The California Consumer Privacy Act ("CCPA") was enacted in early 2018 as a political compromise to stave off a poorly drafted, and plaintiff’s friendly ballot initiative. Although the CCPA is scheduled to go into force in early 2020, there is a great deal of confusion regarding the requirements of the CCPA, including the degree to which it aligns with other privacy regulations such as the European General Data Protection Regulation (“GDPR”).
To help address that confusion, BCLP published the California Consumer Privacy Act Practical Guide, and is publishing a multi-part series that discusses the questions most frequently asked by clients concerning the CCPA.
Q. Does the CCPA apply only to data about Californians?

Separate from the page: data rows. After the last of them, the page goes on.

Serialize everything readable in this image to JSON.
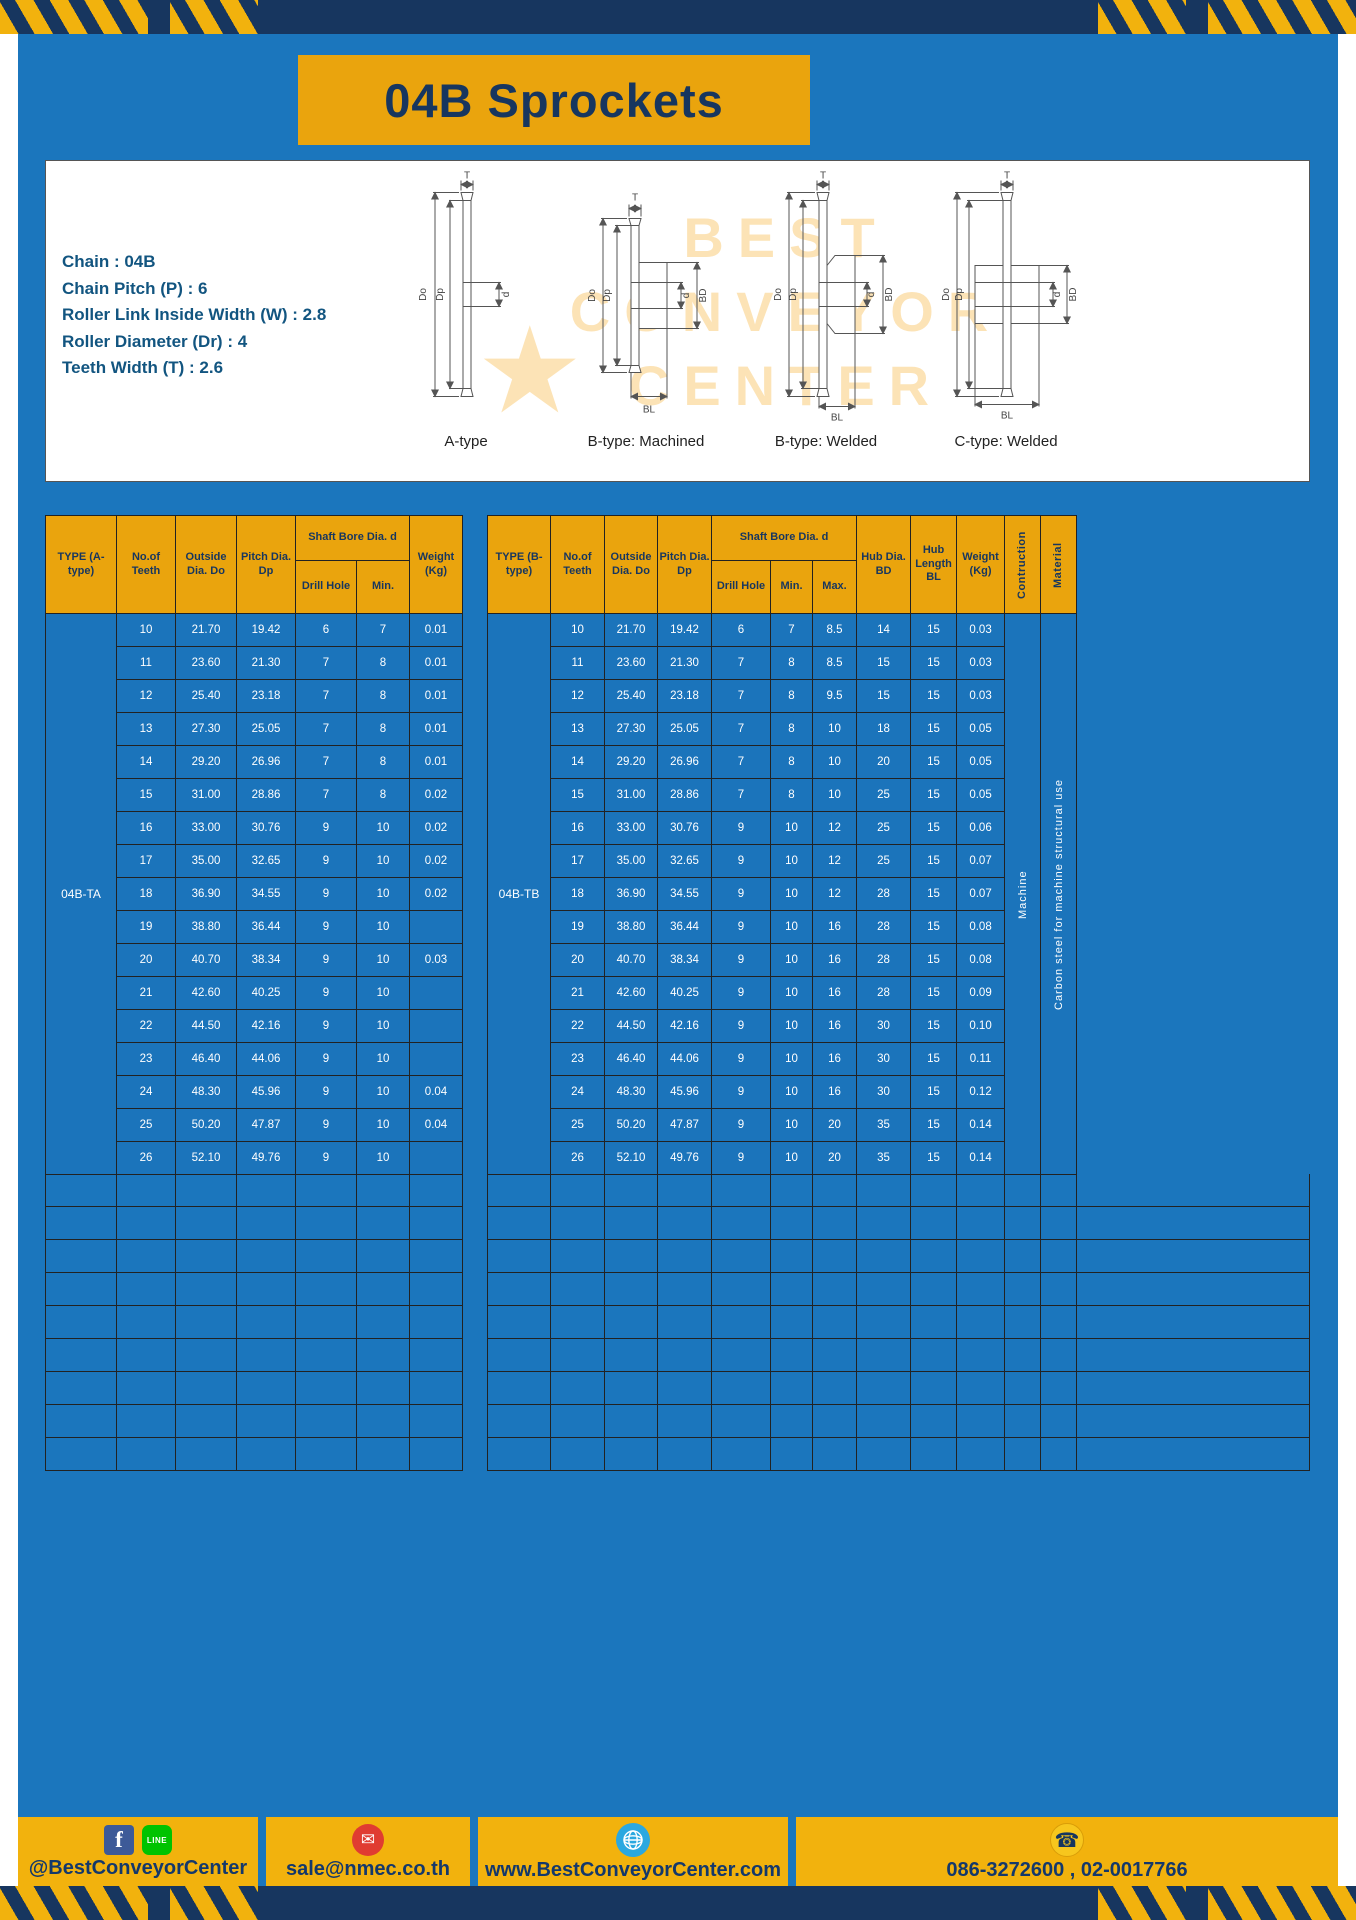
{
  "colors": {
    "page_blue": "#1b76bd",
    "navy": "#17365f",
    "accent_yellow": "#eaa40d",
    "footer_yellow": "#f2b20d"
  },
  "title": "04B Sprockets",
  "specs": {
    "lines": [
      "Chain : 04B",
      "Chain Pitch (P) : 6",
      "Roller Link Inside Width (W) : 2.8",
      "Roller Diameter (Dr) : 4",
      "Teeth Width (T) : 2.6"
    ]
  },
  "diagram": {
    "watermark_lines": [
      "BEST",
      "CONVEYOR",
      "CENTER"
    ],
    "watermark_star": "★",
    "figures": [
      {
        "caption": "A-type",
        "dims": [
          "T",
          "Do",
          "Dp",
          "d"
        ]
      },
      {
        "caption": "B-type: Machined",
        "dims": [
          "T",
          "Do",
          "Dp",
          "d",
          "BD",
          "BL"
        ]
      },
      {
        "caption": "B-type: Welded",
        "dims": [
          "T",
          "Do",
          "Dp",
          "d",
          "BD",
          "BL"
        ]
      },
      {
        "caption": "C-type: Welded",
        "dims": [
          "T",
          "Do",
          "Dp",
          "d",
          "BD",
          "BL"
        ]
      }
    ]
  },
  "table_a": {
    "type_label": "04B-TA",
    "headers": {
      "type": "TYPE (A-type)",
      "teeth": "No.of Teeth",
      "outside_dia": "Outside Dia. Do",
      "pitch_dia": "Pitch Dia. Dp",
      "shaft_bore": "Shaft Bore Dia. d",
      "drill_hole": "Drill Hole",
      "min": "Min.",
      "weight": "Weight (Kg)"
    },
    "rows": [
      [
        "10",
        "21.70",
        "19.42",
        "6",
        "7",
        "0.01"
      ],
      [
        "11",
        "23.60",
        "21.30",
        "7",
        "8",
        "0.01"
      ],
      [
        "12",
        "25.40",
        "23.18",
        "7",
        "8",
        "0.01"
      ],
      [
        "13",
        "27.30",
        "25.05",
        "7",
        "8",
        "0.01"
      ],
      [
        "14",
        "29.20",
        "26.96",
        "7",
        "8",
        "0.01"
      ],
      [
        "15",
        "31.00",
        "28.86",
        "7",
        "8",
        "0.02"
      ],
      [
        "16",
        "33.00",
        "30.76",
        "9",
        "10",
        "0.02"
      ],
      [
        "17",
        "35.00",
        "32.65",
        "9",
        "10",
        "0.02"
      ],
      [
        "18",
        "36.90",
        "34.55",
        "9",
        "10",
        "0.02"
      ],
      [
        "19",
        "38.80",
        "36.44",
        "9",
        "10",
        ""
      ],
      [
        "20",
        "40.70",
        "38.34",
        "9",
        "10",
        "0.03"
      ],
      [
        "21",
        "42.60",
        "40.25",
        "9",
        "10",
        ""
      ],
      [
        "22",
        "44.50",
        "42.16",
        "9",
        "10",
        ""
      ],
      [
        "23",
        "46.40",
        "44.06",
        "9",
        "10",
        ""
      ],
      [
        "24",
        "48.30",
        "45.96",
        "9",
        "10",
        "0.04"
      ],
      [
        "25",
        "50.20",
        "47.87",
        "9",
        "10",
        "0.04"
      ],
      [
        "26",
        "52.10",
        "49.76",
        "9",
        "10",
        ""
      ]
    ],
    "empty_row_count": 9
  },
  "table_b": {
    "type_label": "04B-TB",
    "headers": {
      "type": "TYPE (B-type)",
      "teeth": "No.of Teeth",
      "outside_dia": "Outside Dia. Do",
      "pitch_dia": "Pitch Dia. Dp",
      "shaft_bore": "Shaft Bore Dia. d",
      "drill_hole": "Drill Hole",
      "min": "Min.",
      "max": "Max.",
      "hub_dia": "Hub Dia. BD",
      "hub_length": "Hub Length BL",
      "weight": "Weight (Kg)",
      "construction": "Contruction",
      "material": "Material"
    },
    "rows": [
      [
        "10",
        "21.70",
        "19.42",
        "6",
        "7",
        "8.5",
        "14",
        "15",
        "0.03"
      ],
      [
        "11",
        "23.60",
        "21.30",
        "7",
        "8",
        "8.5",
        "15",
        "15",
        "0.03"
      ],
      [
        "12",
        "25.40",
        "23.18",
        "7",
        "8",
        "9.5",
        "15",
        "15",
        "0.03"
      ],
      [
        "13",
        "27.30",
        "25.05",
        "7",
        "8",
        "10",
        "18",
        "15",
        "0.05"
      ],
      [
        "14",
        "29.20",
        "26.96",
        "7",
        "8",
        "10",
        "20",
        "15",
        "0.05"
      ],
      [
        "15",
        "31.00",
        "28.86",
        "7",
        "8",
        "10",
        "25",
        "15",
        "0.05"
      ],
      [
        "16",
        "33.00",
        "30.76",
        "9",
        "10",
        "12",
        "25",
        "15",
        "0.06"
      ],
      [
        "17",
        "35.00",
        "32.65",
        "9",
        "10",
        "12",
        "25",
        "15",
        "0.07"
      ],
      [
        "18",
        "36.90",
        "34.55",
        "9",
        "10",
        "12",
        "28",
        "15",
        "0.07"
      ],
      [
        "19",
        "38.80",
        "36.44",
        "9",
        "10",
        "16",
        "28",
        "15",
        "0.08"
      ],
      [
        "20",
        "40.70",
        "38.34",
        "9",
        "10",
        "16",
        "28",
        "15",
        "0.08"
      ],
      [
        "21",
        "42.60",
        "40.25",
        "9",
        "10",
        "16",
        "28",
        "15",
        "0.09"
      ],
      [
        "22",
        "44.50",
        "42.16",
        "9",
        "10",
        "16",
        "30",
        "15",
        "0.10"
      ],
      [
        "23",
        "46.40",
        "44.06",
        "9",
        "10",
        "16",
        "30",
        "15",
        "0.11"
      ],
      [
        "24",
        "48.30",
        "45.96",
        "9",
        "10",
        "16",
        "30",
        "15",
        "0.12"
      ],
      [
        "25",
        "50.20",
        "47.87",
        "9",
        "10",
        "20",
        "35",
        "15",
        "0.14"
      ],
      [
        "26",
        "52.10",
        "49.76",
        "9",
        "10",
        "20",
        "35",
        "15",
        "0.14"
      ]
    ],
    "construction_value": "Machine",
    "material_value": "Carbon steel for machine structural use",
    "empty_row_count": 9
  },
  "footer": {
    "facebook_label": "f",
    "line_label": "LINE",
    "social_handle": "@BestConveyorCenter",
    "email": "sale@nmec.co.th",
    "website": "www.BestConveyorCenter.com",
    "phone_numbers": "086-3272600 , 02-0017766"
  }
}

The CCPA applies only to information about a “consumer” – a term which is defined within the statute as including only “a natural person who is a California resident.”1 As a result the Act does not apply to people that reside outside of the state of California, or to information about legal entities.
In comparison, the European GDPR is often misunderstood as only applying to data about European Union “citizens.” In reality the scope of the GDPR varies based, in part, on which of two jurisdictional “hooks” apply to a company.
The first jurisdictional hook is found within Article 3(1) which purports to apply the GDPR to the processing of personal data in the context of activities of any “establishment” of a controller or processor in the European Union. If the GDPR is triggered because a company is established in the European Union, an argument could be made that the GDPR is intended to apply to the processing of data relating to all data subjects – regardless of whether they are citizens or residents of the European Union, the United States, or of another country. Such an interpretation would align with the European Commission’s statement that companies should respect the principles within the GDPR “whatever the nationality or residence” of a data subject.2
The second jurisdictional hook is found within Article 3(2) which purports to apply the GDPR to companies that are “not established in the Union” if they offer goods or services or monitor the behavior of “data subjects who are in the Union.” The term “data subjects who are in the Union” refers to individuals that are physically present in the European Union regardless of their citizenship, nationality, or long-term residence. As a result, it theoretically could apply to United States citizens studying in Europe, vacationing in Europe, or temporarily travelling through Europe.